Mon grand frère est en Syrie

sister« Little sister« . C’est le petit nom affectueux et tendre qu’Ivan donnait parfois à Léna, de cinq ans sa cadette. Mais ça, c’était avant. Avant que Léna et ses parents ne découvrent aussi stupéfiés qu’horrifiés le visage d’Ivan en gros plan au journal télévisé. Une image que jamais ils n’auraient pu imaginer.

Comment croire en effet que ce garçon sans histoires, parti en stage en Angleterre se retrouve à la une du 20h désigné comme un djihadiste notoirement dangereux, complice de l’exécution d’un journaliste français en Syrie ? Lena grandit dans le souvenir de ce grand frère devenu un étranger, partagée entre un sentiment d’affection qui ne peut s’éteindre et un sentiment de rancune à l’égard de celui qui les a plongés dans un cauchemar quotidien sans même parler de l’incompréhension qui la fait naviguer entre doute et colère. Pour Lena, Ivan est « un traître à ceux qui l’ [ont] toujours aimé » (…), qui abandonne les siens « en semant le malheur derrière lui » , celui qui a « renié ses origines, sa famille et son pays ». Et pourtant, reste en elle l’espoir qu’il ait pu être embrigadé malgré lui.

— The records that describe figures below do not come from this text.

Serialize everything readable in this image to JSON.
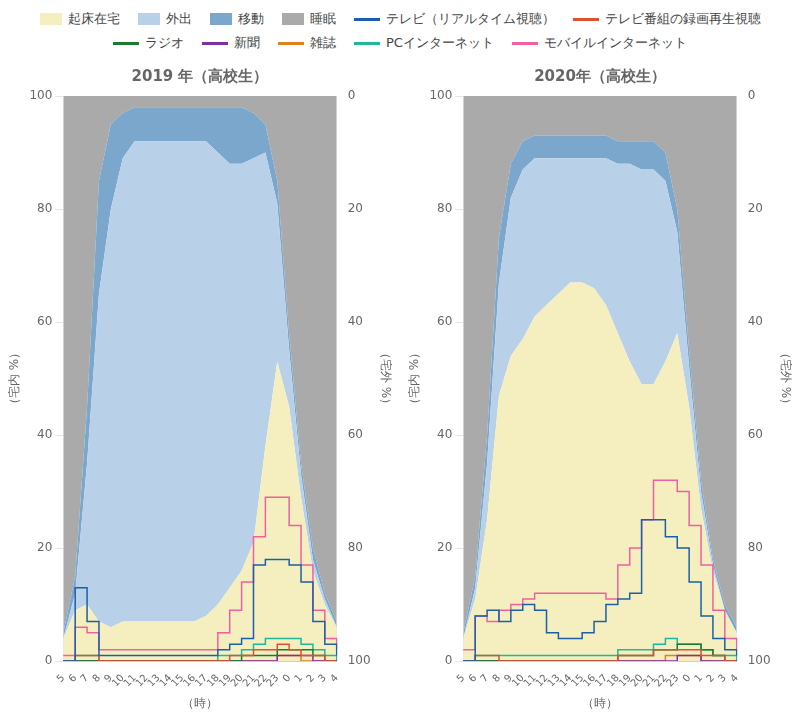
{
  "chart_data": [
    {
      "type": "line",
      "title": "2019 年（高校生）",
      "xlabel": "（時）",
      "ylabel": "（宅内 %）",
      "y2label": "（宅外 %）",
      "categories": [
        5,
        6,
        7,
        8,
        9,
        10,
        11,
        12,
        13,
        14,
        15,
        16,
        17,
        18,
        19,
        20,
        21,
        22,
        23,
        0,
        1,
        2,
        3,
        4
      ],
      "ylim": [
        0,
        100
      ],
      "yticks": [
        0,
        20,
        40,
        60,
        80,
        100
      ],
      "y2lim": [
        100,
        0
      ],
      "y2ticks": [
        100,
        80,
        60,
        40,
        20,
        0
      ],
      "grid": "y",
      "stacked": true,
      "legend": "top",
      "series": [
        {
          "name": "起床在宅",
          "type": "area",
          "color": "#f5efc0",
          "values": [
            4,
            9,
            10,
            7,
            6,
            7,
            7,
            7,
            7,
            7,
            7,
            7,
            8,
            10,
            13,
            16,
            21,
            38,
            53,
            45,
            29,
            16,
            10,
            6
          ]
        },
        {
          "name": "外出",
          "type": "area",
          "color": "#b8d0e8",
          "values": [
            0,
            3,
            25,
            58,
            74,
            82,
            85,
            85,
            85,
            85,
            85,
            85,
            84,
            80,
            75,
            72,
            68,
            52,
            28,
            10,
            4,
            2,
            1,
            0
          ]
        },
        {
          "name": "移動",
          "type": "area",
          "color": "#7ba7cc",
          "values": [
            1,
            3,
            10,
            20,
            15,
            8,
            6,
            6,
            6,
            6,
            6,
            6,
            6,
            8,
            10,
            10,
            8,
            5,
            4,
            3,
            2,
            2,
            1,
            1
          ]
        },
        {
          "name": "睡眠",
          "type": "area",
          "color": "#aaaaaa",
          "values": [
            95,
            85,
            55,
            15,
            5,
            3,
            2,
            2,
            2,
            2,
            2,
            2,
            2,
            2,
            2,
            2,
            3,
            5,
            15,
            42,
            65,
            80,
            88,
            93
          ]
        },
        {
          "name": "テレビ（リアルタイム視聴）",
          "type": "line",
          "line_style": "step",
          "color": "#1a5fa8",
          "values": [
            0,
            13,
            7,
            1,
            1,
            1,
            1,
            1,
            1,
            1,
            1,
            1,
            1,
            2,
            3,
            4,
            17,
            18,
            18,
            17,
            14,
            7,
            3,
            1
          ]
        },
        {
          "name": "テレビ番組の録画再生視聴",
          "type": "line",
          "line_style": "step",
          "color": "#e05030",
          "values": [
            0,
            1,
            1,
            0,
            0,
            0,
            0,
            0,
            0,
            0,
            0,
            0,
            0,
            0,
            1,
            1,
            2,
            2,
            3,
            2,
            1,
            1,
            0,
            0
          ]
        },
        {
          "name": "ラジオ",
          "type": "line",
          "line_style": "step",
          "color": "#1a7a30",
          "values": [
            0,
            0,
            0,
            0,
            0,
            0,
            0,
            0,
            0,
            0,
            0,
            0,
            0,
            0,
            0,
            1,
            1,
            1,
            2,
            2,
            2,
            1,
            0,
            0
          ]
        },
        {
          "name": "新聞",
          "type": "line",
          "line_style": "step",
          "color": "#8030a0",
          "values": [
            0,
            0,
            0,
            0,
            0,
            0,
            0,
            0,
            0,
            0,
            0,
            0,
            0,
            0,
            0,
            0,
            0,
            0,
            1,
            1,
            1,
            0,
            0,
            0
          ]
        },
        {
          "name": "雑誌",
          "type": "line",
          "line_style": "step",
          "color": "#e08020",
          "values": [
            0,
            0,
            0,
            0,
            0,
            0,
            0,
            0,
            0,
            0,
            0,
            0,
            0,
            0,
            0,
            0,
            0,
            0,
            1,
            1,
            0,
            0,
            0,
            0
          ]
        },
        {
          "name": "PCインターネット",
          "type": "line",
          "line_style": "step",
          "color": "#20b898",
          "values": [
            0,
            1,
            1,
            0,
            0,
            0,
            0,
            0,
            0,
            0,
            0,
            0,
            0,
            1,
            1,
            2,
            3,
            4,
            4,
            4,
            3,
            2,
            1,
            0
          ]
        },
        {
          "name": "モバイルインターネット",
          "type": "line",
          "line_style": "step",
          "color": "#f060a0",
          "values": [
            1,
            6,
            5,
            2,
            2,
            2,
            2,
            2,
            2,
            2,
            2,
            2,
            2,
            5,
            9,
            14,
            22,
            29,
            29,
            24,
            17,
            9,
            4,
            2
          ]
        }
      ]
    },
    {
      "type": "line",
      "title": "2020年（高校生）",
      "xlabel": "（時）",
      "ylabel": "（宅内 %）",
      "y2label": "（宅外 %）",
      "categories": [
        5,
        6,
        7,
        8,
        9,
        10,
        11,
        12,
        13,
        14,
        15,
        16,
        17,
        18,
        19,
        20,
        21,
        22,
        23,
        0,
        1,
        2,
        3,
        4
      ],
      "ylim": [
        0,
        100
      ],
      "yticks": [
        0,
        20,
        40,
        60,
        80,
        100
      ],
      "y2lim": [
        100,
        0
      ],
      "y2ticks": [
        100,
        80,
        60,
        40,
        20,
        0
      ],
      "grid": "y",
      "stacked": true,
      "series": [
        {
          "name": "起床在宅",
          "type": "area",
          "color": "#f5efc0",
          "values": [
            4,
            11,
            25,
            47,
            54,
            57,
            61,
            63,
            65,
            67,
            67,
            66,
            63,
            58,
            53,
            49,
            49,
            53,
            58,
            45,
            27,
            16,
            9,
            5
          ]
        },
        {
          "name": "外出",
          "type": "area",
          "color": "#b8d0e8",
          "values": [
            0,
            2,
            10,
            20,
            28,
            30,
            28,
            26,
            24,
            22,
            22,
            23,
            26,
            30,
            35,
            38,
            38,
            32,
            18,
            7,
            3,
            1,
            0,
            0
          ]
        },
        {
          "name": "移動",
          "type": "area",
          "color": "#7ba7cc",
          "values": [
            1,
            2,
            5,
            8,
            6,
            5,
            4,
            4,
            4,
            4,
            4,
            4,
            4,
            4,
            4,
            5,
            5,
            5,
            4,
            3,
            2,
            1,
            1,
            1
          ]
        },
        {
          "name": "睡眠",
          "type": "area",
          "color": "#aaaaaa",
          "values": [
            95,
            85,
            60,
            25,
            12,
            8,
            7,
            7,
            7,
            7,
            7,
            7,
            7,
            8,
            8,
            8,
            8,
            10,
            20,
            45,
            68,
            82,
            90,
            94
          ]
        },
        {
          "name": "テレビ（リアルタイム視聴）",
          "type": "line",
          "line_style": "step",
          "color": "#1a5fa8",
          "values": [
            0,
            8,
            9,
            7,
            9,
            10,
            9,
            5,
            4,
            4,
            5,
            7,
            10,
            11,
            12,
            25,
            25,
            22,
            20,
            14,
            8,
            4,
            2,
            1
          ]
        },
        {
          "name": "テレビ番組の録画再生視聴",
          "type": "line",
          "line_style": "step",
          "color": "#e05030",
          "values": [
            0,
            1,
            1,
            0,
            0,
            0,
            0,
            0,
            0,
            0,
            0,
            0,
            0,
            1,
            1,
            1,
            2,
            2,
            2,
            2,
            1,
            1,
            0,
            0
          ]
        },
        {
          "name": "ラジオ",
          "type": "line",
          "line_style": "step",
          "color": "#1a7a30",
          "values": [
            0,
            0,
            0,
            0,
            0,
            0,
            0,
            0,
            0,
            0,
            0,
            0,
            0,
            1,
            1,
            1,
            2,
            2,
            3,
            3,
            2,
            1,
            0,
            0
          ]
        },
        {
          "name": "新聞",
          "type": "line",
          "line_style": "step",
          "color": "#8030a0",
          "values": [
            0,
            0,
            0,
            0,
            0,
            0,
            0,
            0,
            0,
            0,
            0,
            0,
            0,
            0,
            0,
            0,
            0,
            0,
            1,
            1,
            0,
            0,
            0,
            0
          ]
        },
        {
          "name": "雑誌",
          "type": "line",
          "line_style": "step",
          "color": "#e08020",
          "values": [
            0,
            0,
            0,
            0,
            0,
            0,
            0,
            0,
            0,
            0,
            0,
            0,
            0,
            0,
            0,
            0,
            0,
            1,
            1,
            1,
            0,
            0,
            0,
            0
          ]
        },
        {
          "name": "PCインターネット",
          "type": "line",
          "line_style": "step",
          "color": "#20b898",
          "values": [
            0,
            1,
            1,
            1,
            1,
            1,
            1,
            1,
            1,
            1,
            1,
            1,
            1,
            2,
            2,
            2,
            3,
            4,
            3,
            3,
            2,
            1,
            1,
            0
          ]
        },
        {
          "name": "モバイルインターネット",
          "type": "line",
          "line_style": "step",
          "color": "#f060a0",
          "values": [
            2,
            8,
            7,
            9,
            10,
            11,
            12,
            12,
            12,
            12,
            12,
            12,
            11,
            17,
            20,
            25,
            32,
            32,
            30,
            24,
            17,
            9,
            4,
            2
          ]
        }
      ]
    }
  ]
}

Lorsque Lena reçoit un message de son frère par l’intermédiaire de Théo qui fut jadis son meilleur ami, la joie se mêle à l’espoir : Ivan est vivant et il veut la voir ! En cachette de ses parents, la jeune fille part pour le lieu de rendez-vous à Cadaquès loin de se douter qu’elle risque de se jeter dans la gueule du loup…

Benoît Severac s’intéresse à ces victimes collatérales du djihadisme que sont les familles des jeunes partis en Syrie. Désorientés, ostracisés, menacés, en proie à la culpabilité et à l’incompréhension, les parents d’Ivan n’ont guère d’espoir de retrouver un fils devenu un étranger. La petite sœur, elle, y croit assez pour entraîner le lecteur dans son sillage à croire qu’une explication ou une rédemption est possible.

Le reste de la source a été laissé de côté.